第24章 鷹狩り
昨日の突然の大雨のせいで、日光が当たらない道はぬかるんでいる。
そのため予定よりだいぶ遅れて休憩と視察を兼ねた村に到着した。
村の入り口近くを流れる小川の横で馬を休ませていると、家康が外れにある野原をじっと見ている。
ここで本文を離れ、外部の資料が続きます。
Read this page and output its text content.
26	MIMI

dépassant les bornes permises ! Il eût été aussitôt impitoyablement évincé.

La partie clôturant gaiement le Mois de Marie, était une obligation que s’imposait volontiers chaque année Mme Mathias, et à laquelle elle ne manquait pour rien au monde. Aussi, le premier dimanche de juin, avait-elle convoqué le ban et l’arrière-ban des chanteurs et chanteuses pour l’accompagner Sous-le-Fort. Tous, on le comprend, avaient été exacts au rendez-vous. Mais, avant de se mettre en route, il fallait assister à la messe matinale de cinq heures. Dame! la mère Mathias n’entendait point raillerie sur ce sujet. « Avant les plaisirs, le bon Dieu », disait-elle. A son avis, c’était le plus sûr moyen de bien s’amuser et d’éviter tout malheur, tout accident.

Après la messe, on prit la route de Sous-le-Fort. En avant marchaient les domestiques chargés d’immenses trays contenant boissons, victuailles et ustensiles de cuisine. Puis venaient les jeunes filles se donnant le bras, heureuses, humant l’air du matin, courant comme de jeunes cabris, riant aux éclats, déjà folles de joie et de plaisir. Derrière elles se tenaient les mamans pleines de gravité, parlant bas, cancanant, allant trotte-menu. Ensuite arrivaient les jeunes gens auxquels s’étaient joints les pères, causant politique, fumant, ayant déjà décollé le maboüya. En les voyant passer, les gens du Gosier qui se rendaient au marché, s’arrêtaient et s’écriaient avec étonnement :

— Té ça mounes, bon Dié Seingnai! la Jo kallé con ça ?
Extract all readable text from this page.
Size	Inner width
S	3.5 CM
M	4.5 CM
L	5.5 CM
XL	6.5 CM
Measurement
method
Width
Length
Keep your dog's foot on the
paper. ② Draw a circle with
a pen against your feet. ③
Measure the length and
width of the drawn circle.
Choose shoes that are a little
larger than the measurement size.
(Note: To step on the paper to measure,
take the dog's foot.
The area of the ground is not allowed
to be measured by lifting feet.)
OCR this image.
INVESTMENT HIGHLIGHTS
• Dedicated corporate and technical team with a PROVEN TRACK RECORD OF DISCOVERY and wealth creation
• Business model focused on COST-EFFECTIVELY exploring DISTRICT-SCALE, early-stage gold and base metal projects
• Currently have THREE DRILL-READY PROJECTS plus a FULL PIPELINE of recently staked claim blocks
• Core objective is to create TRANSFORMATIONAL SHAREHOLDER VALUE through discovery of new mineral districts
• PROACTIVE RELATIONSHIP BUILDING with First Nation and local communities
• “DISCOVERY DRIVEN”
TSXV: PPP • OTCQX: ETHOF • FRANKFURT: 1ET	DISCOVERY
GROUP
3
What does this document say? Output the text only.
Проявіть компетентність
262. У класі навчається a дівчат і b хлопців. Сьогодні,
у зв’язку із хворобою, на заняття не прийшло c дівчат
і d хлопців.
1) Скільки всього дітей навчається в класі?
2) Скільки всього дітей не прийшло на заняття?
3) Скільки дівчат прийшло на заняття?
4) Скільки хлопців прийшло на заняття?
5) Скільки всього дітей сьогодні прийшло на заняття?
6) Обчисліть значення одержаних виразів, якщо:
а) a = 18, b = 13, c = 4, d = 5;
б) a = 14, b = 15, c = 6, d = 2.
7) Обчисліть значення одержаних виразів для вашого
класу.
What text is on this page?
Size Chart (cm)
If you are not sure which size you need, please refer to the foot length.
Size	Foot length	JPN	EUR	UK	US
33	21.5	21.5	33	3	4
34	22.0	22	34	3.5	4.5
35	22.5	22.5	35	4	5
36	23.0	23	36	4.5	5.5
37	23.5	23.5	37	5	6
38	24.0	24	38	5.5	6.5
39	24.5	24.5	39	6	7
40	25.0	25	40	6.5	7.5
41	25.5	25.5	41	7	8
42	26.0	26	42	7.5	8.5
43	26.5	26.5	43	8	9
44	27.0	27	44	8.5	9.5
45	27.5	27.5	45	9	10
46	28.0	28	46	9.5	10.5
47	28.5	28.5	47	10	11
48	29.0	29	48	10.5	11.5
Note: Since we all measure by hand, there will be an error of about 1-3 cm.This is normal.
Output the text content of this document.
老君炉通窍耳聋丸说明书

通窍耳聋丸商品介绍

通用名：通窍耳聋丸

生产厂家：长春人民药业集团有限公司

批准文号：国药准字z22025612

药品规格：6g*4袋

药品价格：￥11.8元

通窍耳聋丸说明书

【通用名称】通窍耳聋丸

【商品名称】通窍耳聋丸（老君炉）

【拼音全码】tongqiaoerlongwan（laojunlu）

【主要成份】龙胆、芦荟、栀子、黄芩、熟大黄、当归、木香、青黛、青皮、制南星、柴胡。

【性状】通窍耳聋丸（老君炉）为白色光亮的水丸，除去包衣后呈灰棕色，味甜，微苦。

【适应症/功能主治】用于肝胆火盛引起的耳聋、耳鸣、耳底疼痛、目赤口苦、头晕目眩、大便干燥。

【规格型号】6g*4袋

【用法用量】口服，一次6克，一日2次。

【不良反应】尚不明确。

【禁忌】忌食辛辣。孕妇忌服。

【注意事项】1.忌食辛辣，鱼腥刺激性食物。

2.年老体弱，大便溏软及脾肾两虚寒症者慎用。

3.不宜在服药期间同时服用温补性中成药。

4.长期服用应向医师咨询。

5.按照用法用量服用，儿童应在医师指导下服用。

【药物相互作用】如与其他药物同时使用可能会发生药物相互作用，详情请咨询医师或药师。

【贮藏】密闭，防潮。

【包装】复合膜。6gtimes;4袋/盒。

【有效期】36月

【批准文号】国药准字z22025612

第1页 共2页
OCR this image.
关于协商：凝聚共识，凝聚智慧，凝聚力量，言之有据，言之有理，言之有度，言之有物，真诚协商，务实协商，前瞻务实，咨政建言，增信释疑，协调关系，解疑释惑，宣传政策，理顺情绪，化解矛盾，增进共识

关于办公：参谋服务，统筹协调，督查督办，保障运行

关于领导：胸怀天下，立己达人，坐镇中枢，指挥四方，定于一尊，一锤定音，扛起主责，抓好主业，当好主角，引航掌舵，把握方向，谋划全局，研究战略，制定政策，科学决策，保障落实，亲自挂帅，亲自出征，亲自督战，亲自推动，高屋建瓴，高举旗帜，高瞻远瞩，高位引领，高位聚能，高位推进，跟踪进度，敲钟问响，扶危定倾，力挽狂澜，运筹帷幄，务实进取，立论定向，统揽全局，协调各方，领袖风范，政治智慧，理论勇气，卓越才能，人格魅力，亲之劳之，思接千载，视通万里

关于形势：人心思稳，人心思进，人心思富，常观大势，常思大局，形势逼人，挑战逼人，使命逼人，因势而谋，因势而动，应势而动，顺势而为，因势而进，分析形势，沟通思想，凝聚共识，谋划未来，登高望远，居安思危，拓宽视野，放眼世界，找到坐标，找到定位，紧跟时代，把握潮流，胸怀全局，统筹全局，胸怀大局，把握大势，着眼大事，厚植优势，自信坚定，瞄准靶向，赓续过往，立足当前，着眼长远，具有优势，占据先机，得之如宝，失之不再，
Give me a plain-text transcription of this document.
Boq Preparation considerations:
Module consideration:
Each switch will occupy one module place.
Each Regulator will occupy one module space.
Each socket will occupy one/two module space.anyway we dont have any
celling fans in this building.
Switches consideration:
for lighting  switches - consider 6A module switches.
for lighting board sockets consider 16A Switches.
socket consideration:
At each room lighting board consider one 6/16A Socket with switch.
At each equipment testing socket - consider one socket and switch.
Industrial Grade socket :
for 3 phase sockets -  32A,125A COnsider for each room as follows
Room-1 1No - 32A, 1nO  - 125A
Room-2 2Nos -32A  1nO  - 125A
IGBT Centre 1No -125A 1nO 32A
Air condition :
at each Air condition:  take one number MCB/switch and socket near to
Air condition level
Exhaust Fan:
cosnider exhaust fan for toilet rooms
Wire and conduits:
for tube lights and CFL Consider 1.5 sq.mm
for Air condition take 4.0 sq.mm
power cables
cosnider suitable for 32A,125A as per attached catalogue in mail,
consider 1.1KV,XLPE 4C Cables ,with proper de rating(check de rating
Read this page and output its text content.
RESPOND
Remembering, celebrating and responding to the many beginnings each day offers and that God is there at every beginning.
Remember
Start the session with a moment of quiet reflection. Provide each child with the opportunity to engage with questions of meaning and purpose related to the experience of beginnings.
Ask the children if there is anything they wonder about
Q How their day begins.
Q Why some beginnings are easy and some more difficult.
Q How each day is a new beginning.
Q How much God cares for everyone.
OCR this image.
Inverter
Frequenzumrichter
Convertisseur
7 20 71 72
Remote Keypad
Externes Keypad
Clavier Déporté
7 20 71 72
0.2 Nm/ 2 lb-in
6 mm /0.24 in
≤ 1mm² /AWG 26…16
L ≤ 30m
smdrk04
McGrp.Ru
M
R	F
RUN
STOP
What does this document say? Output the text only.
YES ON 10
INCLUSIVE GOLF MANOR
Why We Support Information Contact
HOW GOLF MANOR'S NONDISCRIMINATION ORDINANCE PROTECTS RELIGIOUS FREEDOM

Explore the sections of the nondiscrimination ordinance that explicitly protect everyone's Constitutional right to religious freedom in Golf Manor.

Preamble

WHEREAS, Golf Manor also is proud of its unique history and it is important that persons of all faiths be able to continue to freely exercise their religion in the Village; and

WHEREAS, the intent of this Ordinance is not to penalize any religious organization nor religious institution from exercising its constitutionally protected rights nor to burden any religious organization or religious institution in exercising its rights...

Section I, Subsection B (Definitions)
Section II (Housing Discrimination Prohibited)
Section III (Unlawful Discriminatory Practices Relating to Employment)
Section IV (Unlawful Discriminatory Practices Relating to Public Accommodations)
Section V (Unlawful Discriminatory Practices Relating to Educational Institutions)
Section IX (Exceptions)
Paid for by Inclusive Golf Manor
『秀吉さん、俺の馬をちょっと見ててもらってもいいですか?』
『ああ、何かあったのか?』
『あそこら辺に薬草がいっぱい生えてたんで確認のために見てきます』
『私も行く!家康、ちょっと待って!』
面白そうだったのでスタスタ歩いていく家康の背中を急いで追いかけた。
たどり着いた野原には見たことのある植物がたくさん生えている。
『あ、薬草ってもしかしてこれのことかな、ゲンノショウコ、違う?』
『!?うん、そう。良くわかったね』
『私の故郷にもたくさん生えてたの。実際に薬草として使った事はないんだけどね。これ、どうやって使うの?』
『干して煎じて整腸薬にするんだよ。手軽に使える民間薬として出回ってる。そっちのササクサは煎じて飲めば解熱剤として使えるから覚えとけば』
『そうなんだ、ササクサも見たことはあるけど薬草だなんて知らなかったよ。勉強になります』
以前は無理矢理にでも聞かないと何も教えてくれなかったのに、こうして家康が自然に教えてくれる様になったのはかなりの進歩だった。